Short of sex with some man she wouldn’t otherwise want to have sex with, Ovutran and lube-glopped vaginal wands and Dr. Kalbfleisch’s golden fingers is the only biological route left. Intrauterine insemination. At her age, not much better than a turkey baster.

She was placed on the adoption wait-list three years ago. In her parent profile she earnestly and meticulously described her job, her apartment, her favorite books, her parents, her brother (drug addiction omitted), and the fierce beauty of Newville. She uploaded a photograph that made her look friendly but responsible, fun loving but stable, easygoing but upper middle class. The coral-pink cardigan she bought to wear in this photo she later threw into the clothing donation bin outside the church.

She was warned, yes, at the outset: birth mothers tend to choose married straight couples, especially if the couple is white. But not all birth mothers choose this way. Anything could happen, she was told. The fact that she was willing to take an older child or a child who needed special care meant the odds were in her favor.

She assumed it would take a while but that it would, eventually, happen.

She thought a foster placement, at least, would come through; and if things went well, that could lead to adoption.

Then the new president moved into the White House.

The Personhood Amendment happened.

One of the ripples in its wake: Public Law 116‑72.
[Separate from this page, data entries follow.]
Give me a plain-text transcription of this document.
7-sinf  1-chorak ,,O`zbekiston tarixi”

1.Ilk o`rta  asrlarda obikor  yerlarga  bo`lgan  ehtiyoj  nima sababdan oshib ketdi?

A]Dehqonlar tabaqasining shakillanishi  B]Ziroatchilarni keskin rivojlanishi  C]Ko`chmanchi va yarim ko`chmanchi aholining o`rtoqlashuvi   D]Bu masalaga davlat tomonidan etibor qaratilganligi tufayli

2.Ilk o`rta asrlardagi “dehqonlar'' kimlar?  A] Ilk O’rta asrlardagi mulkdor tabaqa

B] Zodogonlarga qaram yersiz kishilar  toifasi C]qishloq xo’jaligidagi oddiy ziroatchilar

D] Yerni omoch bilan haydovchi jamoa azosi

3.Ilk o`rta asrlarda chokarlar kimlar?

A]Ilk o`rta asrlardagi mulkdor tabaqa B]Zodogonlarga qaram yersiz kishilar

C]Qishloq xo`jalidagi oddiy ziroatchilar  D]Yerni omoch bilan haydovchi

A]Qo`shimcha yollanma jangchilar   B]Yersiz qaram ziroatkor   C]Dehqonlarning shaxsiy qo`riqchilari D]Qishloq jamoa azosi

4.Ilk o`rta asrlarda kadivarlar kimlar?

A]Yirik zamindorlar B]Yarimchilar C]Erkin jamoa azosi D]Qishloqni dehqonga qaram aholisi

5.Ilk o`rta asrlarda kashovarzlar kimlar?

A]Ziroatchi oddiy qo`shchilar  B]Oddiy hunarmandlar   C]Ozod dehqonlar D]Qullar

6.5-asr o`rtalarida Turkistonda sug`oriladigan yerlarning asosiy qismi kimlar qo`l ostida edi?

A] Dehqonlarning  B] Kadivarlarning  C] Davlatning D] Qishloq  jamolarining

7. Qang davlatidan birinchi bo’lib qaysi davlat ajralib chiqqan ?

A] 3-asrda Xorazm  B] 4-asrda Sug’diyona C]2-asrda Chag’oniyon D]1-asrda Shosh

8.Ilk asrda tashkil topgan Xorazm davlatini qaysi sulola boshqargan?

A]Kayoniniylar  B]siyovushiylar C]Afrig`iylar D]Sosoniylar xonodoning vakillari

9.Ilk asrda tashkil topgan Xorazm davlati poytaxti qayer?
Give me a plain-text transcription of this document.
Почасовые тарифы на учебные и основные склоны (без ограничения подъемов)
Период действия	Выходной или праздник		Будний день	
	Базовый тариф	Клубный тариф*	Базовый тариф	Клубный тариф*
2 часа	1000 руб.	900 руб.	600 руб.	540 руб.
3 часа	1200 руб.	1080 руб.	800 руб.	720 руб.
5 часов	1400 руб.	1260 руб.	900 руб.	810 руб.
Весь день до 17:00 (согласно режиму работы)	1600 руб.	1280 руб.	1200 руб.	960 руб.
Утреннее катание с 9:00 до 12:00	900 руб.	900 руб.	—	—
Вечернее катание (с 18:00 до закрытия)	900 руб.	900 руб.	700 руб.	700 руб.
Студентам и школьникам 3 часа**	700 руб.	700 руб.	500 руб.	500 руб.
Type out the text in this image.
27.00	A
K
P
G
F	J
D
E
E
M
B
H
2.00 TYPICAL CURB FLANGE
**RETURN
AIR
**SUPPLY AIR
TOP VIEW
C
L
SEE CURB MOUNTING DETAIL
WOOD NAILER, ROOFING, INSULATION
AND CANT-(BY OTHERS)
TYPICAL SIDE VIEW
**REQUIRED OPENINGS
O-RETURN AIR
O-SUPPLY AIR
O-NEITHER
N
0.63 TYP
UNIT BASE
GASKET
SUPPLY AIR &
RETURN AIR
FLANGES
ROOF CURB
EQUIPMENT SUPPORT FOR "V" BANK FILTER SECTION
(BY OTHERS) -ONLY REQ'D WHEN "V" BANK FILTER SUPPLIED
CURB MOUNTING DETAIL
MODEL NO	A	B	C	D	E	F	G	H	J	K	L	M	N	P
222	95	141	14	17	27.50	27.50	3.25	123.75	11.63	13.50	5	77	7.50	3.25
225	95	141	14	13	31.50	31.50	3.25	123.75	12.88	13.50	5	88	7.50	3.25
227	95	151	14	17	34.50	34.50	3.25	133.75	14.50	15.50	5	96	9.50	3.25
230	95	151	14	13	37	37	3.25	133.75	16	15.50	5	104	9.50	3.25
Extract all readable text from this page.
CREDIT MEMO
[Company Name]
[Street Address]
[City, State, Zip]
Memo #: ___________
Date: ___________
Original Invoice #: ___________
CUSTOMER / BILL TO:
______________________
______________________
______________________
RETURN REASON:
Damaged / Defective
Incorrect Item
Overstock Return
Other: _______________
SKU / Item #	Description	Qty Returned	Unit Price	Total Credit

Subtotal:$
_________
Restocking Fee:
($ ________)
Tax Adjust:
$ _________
On January fifteenth—in less than three months—this law, also known as Every Child Needs Two, takes effect. Its mission: to restore dignity, strength, and prosperity to American families. Unmarried persons will be legally prohibited from adopting children. In addition to valid marriage licenses, all adoptions will require approval through a federally regulated agency, rendering private transactions criminal.

Woozy with Ovutran, inching up the steps of Central Coast Regional, the biographer recalls her high school career on the varsity track team. “Keep your legs, Stephens!” the coach would yell when her muscles were about to give out.